EMSA (European Maritime Safety Agency) published the Seafarer Statistics in the EU – Statistical review, based on data from certificates and endorsements registered by EU Member States, Iceland and Norway until 31 December 2021. The data was recorded in the STCW Information System (STCW-IS).
The report represents a snapshot of the European labor market in terms of the number of seafarers holding valid certificates and endorsements in 2021. In general terms, a certain stability in the European maritime labor market prevails and might continue to indicate the ability of such labor market to attract new entrants who have replaced those leaving the seafaring career.
There is an indication that over 3,000 officers acquired a certificate of competency (CoC) as ‘OOW 500 GT or more’ or ‘OEW 750 kW or more’ for the first time.

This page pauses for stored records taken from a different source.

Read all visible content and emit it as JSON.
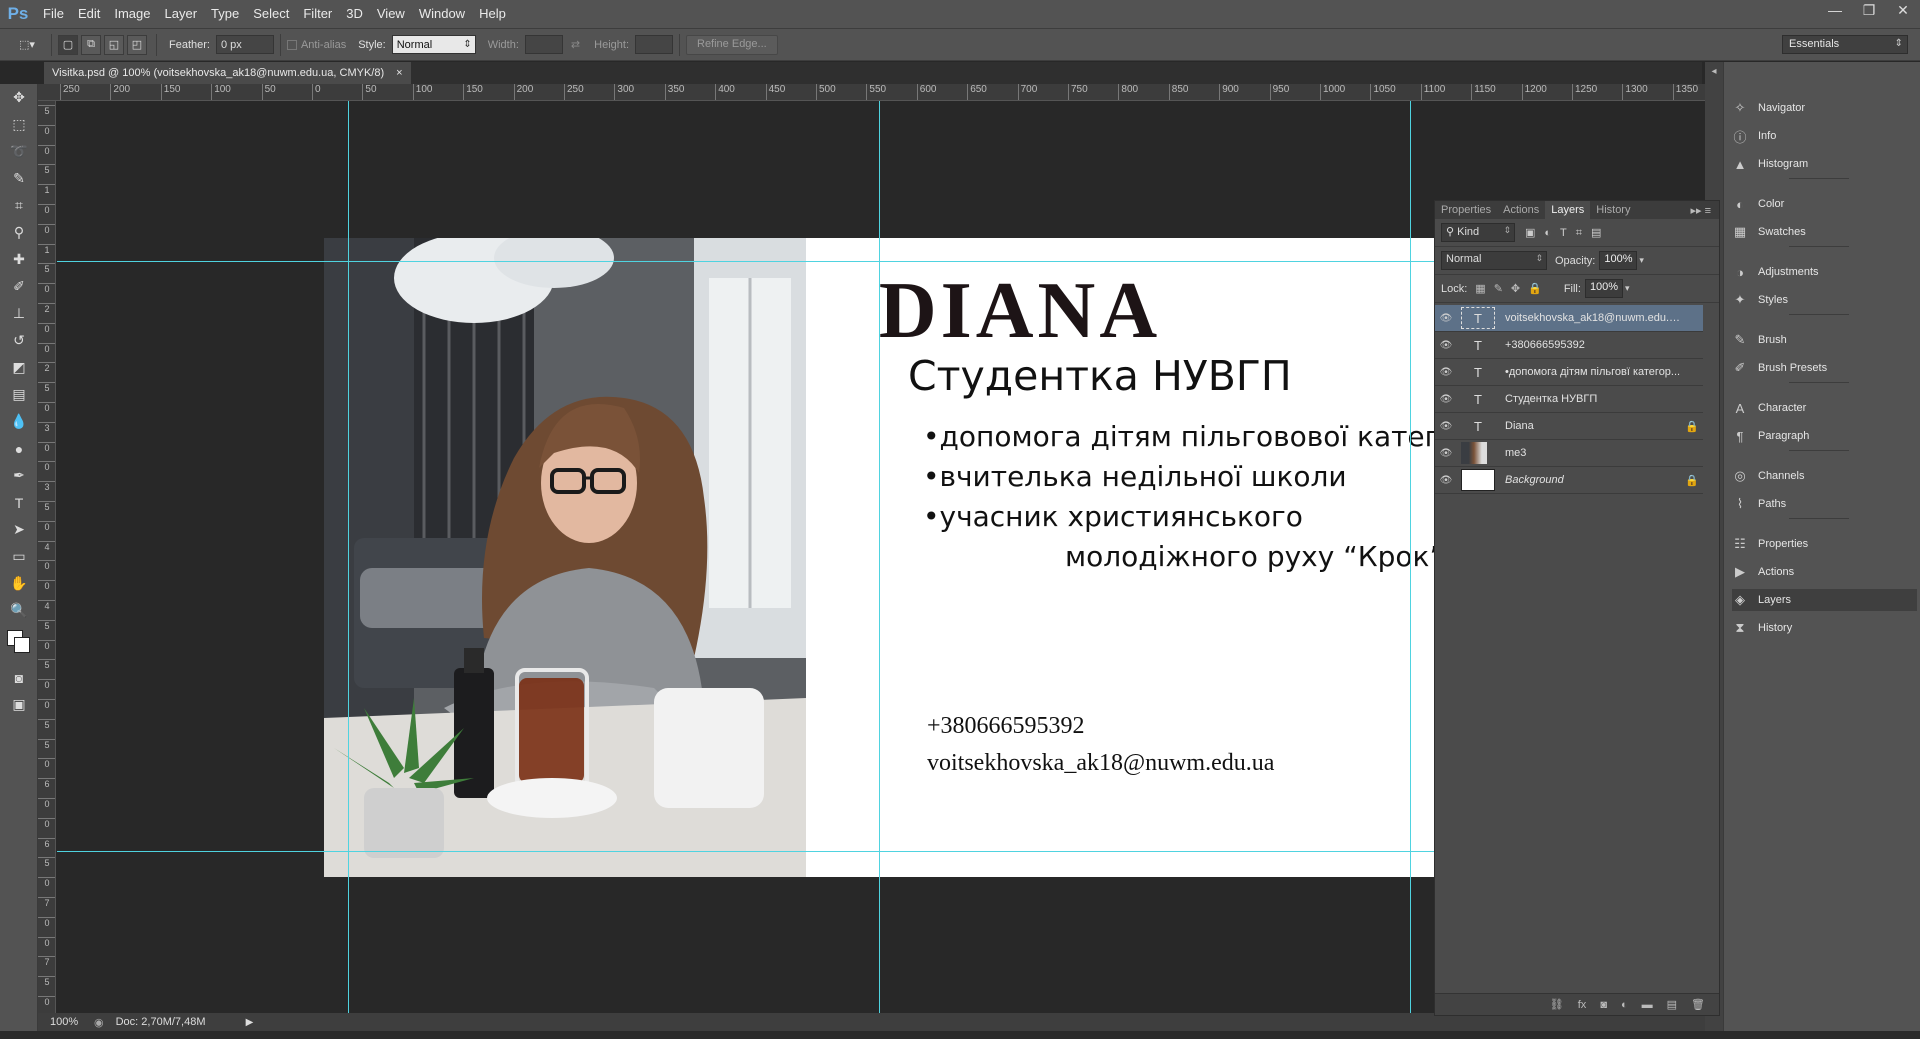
{
  "app": {
    "logo": "Ps"
  },
  "menu": [
    "File",
    "Edit",
    "Image",
    "Layer",
    "Type",
    "Select",
    "Filter",
    "3D",
    "View",
    "Window",
    "Help"
  ],
  "window_controls": [
    "—",
    "❐",
    "✕"
  ],
  "options": {
    "feather_label": "Feather:",
    "feather_value": "0 px",
    "antialias_label": "Anti-alias",
    "style_label": "Style:",
    "style_value": "Normal",
    "width_label": "Width:",
    "height_label": "Height:",
    "refine_edge": "Refine Edge...",
    "workspace": "Essentials"
  },
  "document_tab": {
    "title": "Visitka.psd @ 100% (voitsekhovska_ak18@nuwm.edu.ua, CMYK/8)",
    "close": "×"
  },
  "ruler_h": [
    "250",
    "200",
    "150",
    "100",
    "50",
    "0",
    "50",
    "100",
    "150",
    "200",
    "250",
    "300",
    "350",
    "400",
    "450",
    "500",
    "550",
    "600",
    "650",
    "700",
    "750",
    "800",
    "850",
    "900",
    "950",
    "1000",
    "1050",
    "1100",
    "1150",
    "1200",
    "1250",
    "1300",
    "1350"
  ],
  "ruler_v": [
    "5",
    "0",
    "0",
    "5",
    "1",
    "0",
    "0",
    "1",
    "5",
    "0",
    "2",
    "0",
    "0",
    "2",
    "5",
    "0",
    "3",
    "0",
    "0",
    "3",
    "5",
    "0",
    "4",
    "0",
    "0",
    "4",
    "5",
    "0",
    "5",
    "0",
    "0",
    "5",
    "5",
    "0",
    "6",
    "0",
    "0",
    "6",
    "5",
    "0",
    "7",
    "0",
    "0",
    "7",
    "5",
    "0"
  ],
  "card": {
    "name": "DIANA",
    "subtitle": "Студентка НУВГП",
    "bullets": [
      "•допомога дітям пільговової категорії",
      "•вчителька недільної школи",
      "•учасник християнського"
    ],
    "bullet_continuation": "молодіжного руху “Крок”",
    "phone": "+380666595392",
    "email": "voitsekhovska_ak18@nuwm.edu.ua"
  },
  "status": {
    "zoom": "100%",
    "doc": "Doc: 2,70M/7,48M"
  },
  "panels_dock": [
    {
      "label": "Navigator",
      "icon": "navigator-icon",
      "glyph": "✧"
    },
    {
      "label": "Info",
      "icon": "info-icon",
      "glyph": "ⓘ"
    },
    {
      "label": "Histogram",
      "icon": "histogram-icon",
      "glyph": "▲"
    },
    {
      "label": "Color",
      "icon": "color-icon",
      "glyph": "◐"
    },
    {
      "label": "Swatches",
      "icon": "swatches-icon",
      "glyph": "▦"
    },
    {
      "label": "Adjustments",
      "icon": "adjustments-icon",
      "glyph": "◑"
    },
    {
      "label": "Styles",
      "icon": "styles-icon",
      "glyph": "✦"
    },
    {
      "label": "Brush",
      "icon": "brush-icon",
      "glyph": "✎"
    },
    {
      "label": "Brush Presets",
      "icon": "brush-presets-icon",
      "glyph": "✐"
    },
    {
      "label": "Character",
      "icon": "character-icon",
      "glyph": "A"
    },
    {
      "label": "Paragraph",
      "icon": "paragraph-icon",
      "glyph": "¶"
    },
    {
      "label": "Channels",
      "icon": "channels-icon",
      "glyph": "◎"
    },
    {
      "label": "Paths",
      "icon": "paths-icon",
      "glyph": "⌇"
    },
    {
      "label": "Properties",
      "icon": "properties-icon",
      "glyph": "☷"
    },
    {
      "label": "Actions",
      "icon": "actions-icon",
      "glyph": "▶"
    },
    {
      "label": "Layers",
      "icon": "layers-icon",
      "glyph": "◈"
    },
    {
      "label": "History",
      "icon": "history-icon",
      "glyph": "⧗"
    }
  ],
  "layers_panel": {
    "tabs": [
      "Properties",
      "Actions",
      "Layers",
      "History"
    ],
    "kind_label": "Kind",
    "blend_mode": "Normal",
    "opacity_label": "Opacity:",
    "opacity_value": "100%",
    "lock_label": "Lock:",
    "fill_label": "Fill:",
    "fill_value": "100%",
    "layers": [
      {
        "name": "voitsekhovska_ak18@nuwm.edu.ua",
        "type": "text",
        "selected": true,
        "locked": false
      },
      {
        "name": "+380666595392",
        "type": "text",
        "selected": false,
        "locked": false
      },
      {
        "name": "•допомога дітям пільговї категор...",
        "type": "text",
        "selected": false,
        "locked": false
      },
      {
        "name": "Студентка НУВГП",
        "type": "text",
        "selected": false,
        "locked": false
      },
      {
        "name": "Diana",
        "type": "text",
        "selected": false,
        "locked": true
      },
      {
        "name": "me3",
        "type": "image",
        "selected": false,
        "locked": false
      },
      {
        "name": "Background",
        "type": "fill",
        "selected": false,
        "locked": true
      }
    ]
  }
}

Over the years, the number of masters and officers holding valid CoCs issued by EU Member States, has generally been 40% higher than the estimated number of masters and officers crewing the European fleet, indicating that hypothetically, the EU supply of masters and officers could be sufficient to satisfy the demand on said fleet.

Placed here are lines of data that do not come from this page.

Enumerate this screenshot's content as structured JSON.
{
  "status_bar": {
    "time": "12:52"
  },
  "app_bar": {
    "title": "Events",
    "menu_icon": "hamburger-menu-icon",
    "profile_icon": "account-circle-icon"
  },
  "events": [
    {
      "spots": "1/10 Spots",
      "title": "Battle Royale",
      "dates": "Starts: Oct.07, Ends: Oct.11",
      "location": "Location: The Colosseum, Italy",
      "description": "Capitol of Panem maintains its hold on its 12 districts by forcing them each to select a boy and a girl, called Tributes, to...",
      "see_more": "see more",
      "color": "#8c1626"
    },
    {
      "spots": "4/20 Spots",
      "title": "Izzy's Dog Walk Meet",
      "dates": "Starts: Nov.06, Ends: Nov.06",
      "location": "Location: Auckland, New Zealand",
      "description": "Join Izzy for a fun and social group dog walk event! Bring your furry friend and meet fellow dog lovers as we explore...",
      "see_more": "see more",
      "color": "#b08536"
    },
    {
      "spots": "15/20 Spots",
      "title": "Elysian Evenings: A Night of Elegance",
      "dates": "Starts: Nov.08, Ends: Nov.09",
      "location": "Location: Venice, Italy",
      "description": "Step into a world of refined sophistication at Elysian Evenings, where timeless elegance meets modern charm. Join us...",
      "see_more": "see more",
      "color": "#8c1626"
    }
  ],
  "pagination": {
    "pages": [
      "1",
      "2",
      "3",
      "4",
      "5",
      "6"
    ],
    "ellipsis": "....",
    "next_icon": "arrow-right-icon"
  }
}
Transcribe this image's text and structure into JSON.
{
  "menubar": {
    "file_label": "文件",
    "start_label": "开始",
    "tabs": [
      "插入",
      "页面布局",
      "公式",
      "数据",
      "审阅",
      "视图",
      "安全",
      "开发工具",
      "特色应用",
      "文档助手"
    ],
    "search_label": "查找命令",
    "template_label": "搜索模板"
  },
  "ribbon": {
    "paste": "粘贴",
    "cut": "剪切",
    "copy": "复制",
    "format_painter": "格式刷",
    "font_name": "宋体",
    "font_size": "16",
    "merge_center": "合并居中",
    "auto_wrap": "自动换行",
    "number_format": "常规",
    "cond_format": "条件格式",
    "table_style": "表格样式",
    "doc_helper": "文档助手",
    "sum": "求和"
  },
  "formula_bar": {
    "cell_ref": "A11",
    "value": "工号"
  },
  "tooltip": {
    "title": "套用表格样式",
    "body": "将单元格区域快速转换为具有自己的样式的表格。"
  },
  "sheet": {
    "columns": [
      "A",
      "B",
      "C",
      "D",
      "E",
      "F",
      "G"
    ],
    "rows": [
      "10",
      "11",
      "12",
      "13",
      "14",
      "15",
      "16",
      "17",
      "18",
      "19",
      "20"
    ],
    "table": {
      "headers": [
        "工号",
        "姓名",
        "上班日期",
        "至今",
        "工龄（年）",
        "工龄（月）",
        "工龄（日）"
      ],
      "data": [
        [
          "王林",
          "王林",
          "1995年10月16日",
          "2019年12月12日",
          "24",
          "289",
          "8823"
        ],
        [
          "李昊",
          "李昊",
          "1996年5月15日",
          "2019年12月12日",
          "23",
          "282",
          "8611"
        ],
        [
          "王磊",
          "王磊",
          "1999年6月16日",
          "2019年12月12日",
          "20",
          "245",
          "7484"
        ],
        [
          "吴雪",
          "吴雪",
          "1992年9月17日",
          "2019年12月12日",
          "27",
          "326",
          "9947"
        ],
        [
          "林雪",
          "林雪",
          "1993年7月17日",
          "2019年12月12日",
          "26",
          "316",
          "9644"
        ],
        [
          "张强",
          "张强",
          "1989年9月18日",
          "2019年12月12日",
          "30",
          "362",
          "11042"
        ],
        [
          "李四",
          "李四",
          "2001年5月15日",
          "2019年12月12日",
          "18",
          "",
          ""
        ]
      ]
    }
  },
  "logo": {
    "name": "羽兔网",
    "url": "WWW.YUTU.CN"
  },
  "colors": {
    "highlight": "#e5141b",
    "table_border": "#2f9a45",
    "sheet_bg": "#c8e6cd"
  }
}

According to the report, in reality, a significant number of masters and officers holding CoCs issued by non-EU countries are engaged on board the EU Member States’ fleet (even if on their own, they were not sufficient in number to crew the fleet, with the exception of engineer officers holding non- EU CoCs).

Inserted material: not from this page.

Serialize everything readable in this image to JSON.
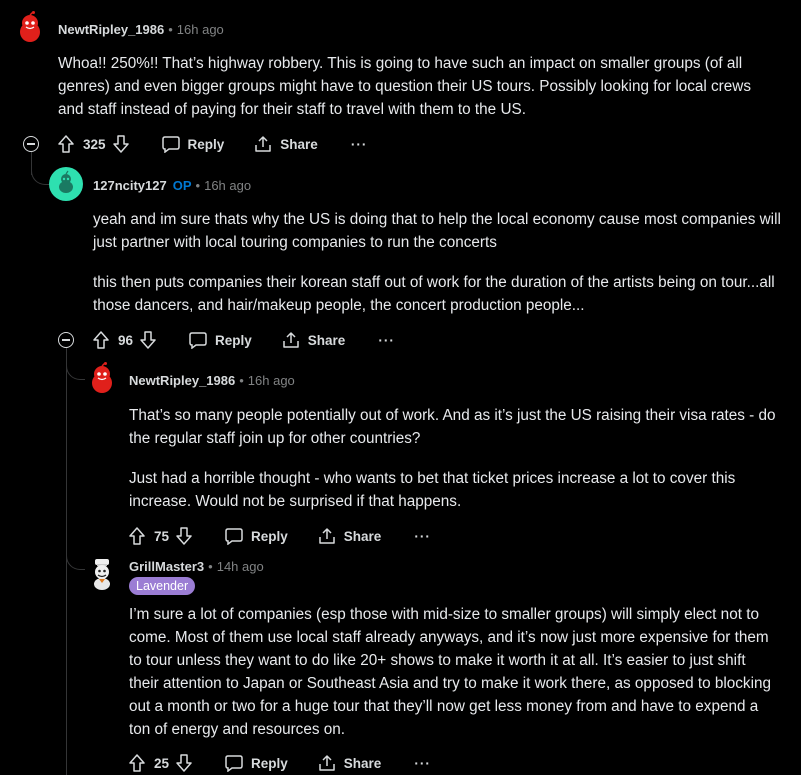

This suggests that at least some of those holding CoCs issued by EU Member States are either working on board vessels registered under other flags or are working in the maritime industry ashore.
The number of masters and officers entitled to serve in the Deck Department (Chapter II of the STCW Convention) was 41% higher than the number of officers entitled to serve in the Engine Department (Chapter III of the STCW Convention). The officers grouped under ‘Alternative certification’ (Chapter VII of the STCW Convention) were reported as holding a multipurpose capacity.
#2 Female officers
The percentage of female officers globally (EU and non-EU) is expected to continue increasing in the coming years. However, it continues to be unlikely that globally females will reach the 2% of the total number of masters and officers already available to serve on board EU Member State flagged vessels; this percentage denotes the proportion of female participation currently achieved in the EU as indicated in the said Figure.
#3 Other nationalities
The 10 nationalities which had more masters and officers available to serve on board EU Member State flagged vessels have remained broadly the same for the past years. The exception since 2020 was the exclusion from this list of the United Kingdom and India that had always formed part of it.
The average age of masters and officers available to serve on board EU Member State flagged vessels has remained stable throughout the years and this prospects to continue, without any indication of an increase in the coming years.